Microsoft has announced a preview of its build of OpenJDK, which is the open-source distribution for Java. Microsoft’s OpenJDK build includes binaries for Java 11, and the company has also released an early access binary for Java 16 for Windows on ARM. 

“Java is one of the most important programming languages used today — developers use Java to build everything from critical enterprise applications to hobby robots. At Microsoft, we’ve seen increasing growth in customer use of Java across our cloud services and development tools. We’re continually working to broaden and deepen our Java support for customers and developers,” Bruno Borges, principal program manager of the Java Engineering Group at Microsoft, wrote in a post.

Microsoft’s OpenJDK build is based on OpenJDK source code and follows the same build scripts that are used by the Eclipse Adoptium project. It has also been tested against the Eclipse Adoptium Quality Assurance suite and passed the Java Technical Compatibility Kit (TCK) for Java 11. The TCK is used to verify compatibility with the Java 11 specification.

According to Microsoft, its OpenJDK build can be used as a drop-in replacement for any OpenJDK distribution in the Java ecosystem. 

In late 2021, Microsoft will make its OpenJDK build the default distribution for Java 11 in Azure-managed services. 

This build is also a long-term support release, and Microsoft will support Java 11 through at least 2025.

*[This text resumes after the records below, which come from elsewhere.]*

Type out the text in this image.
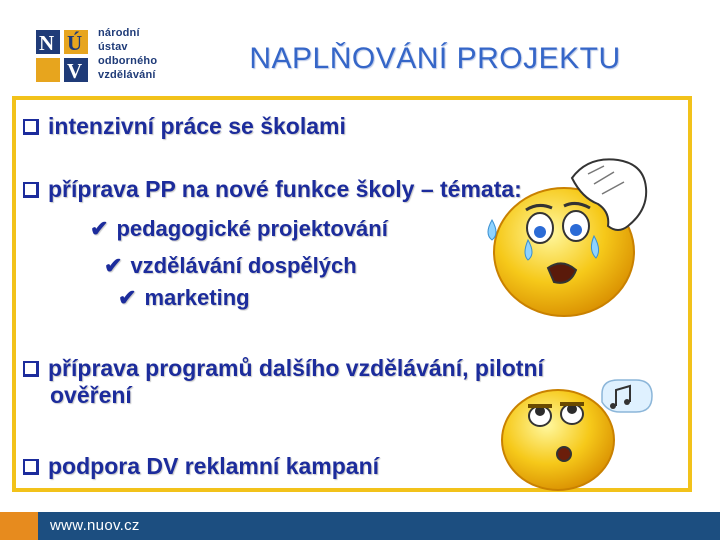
N Ú
V
národní
ústav
odborného
vzdělávání	NAPLŇOVÁNÍ PROJEKTU
intenzivní práce se školami
příprava PP na nové funkce školy – témata:
✔ pedagogické projektování
✔ vzdělávání dospělých
✔ marketing
příprava programů dalšího vzdělávání, pilotní
ověření
podpora DV reklamní kampaní
www.nuov.cz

“We believe that a thriving OpenJDK community is key to Java’s continued success, and welcome Microsoft to the impressive list of those offering builds of OpenJDK,” said Scott Sellers, president & CEO of Azul. “This is great news for OpenJDK and Java in general, and further fuels the momentum as enterprises and developers move off proprietary Java offerings to OpenJDK distributions. We look forward to our ongoing collaboration with Microsoft in support of Azure’s Java users and of the Java user community as a whole.”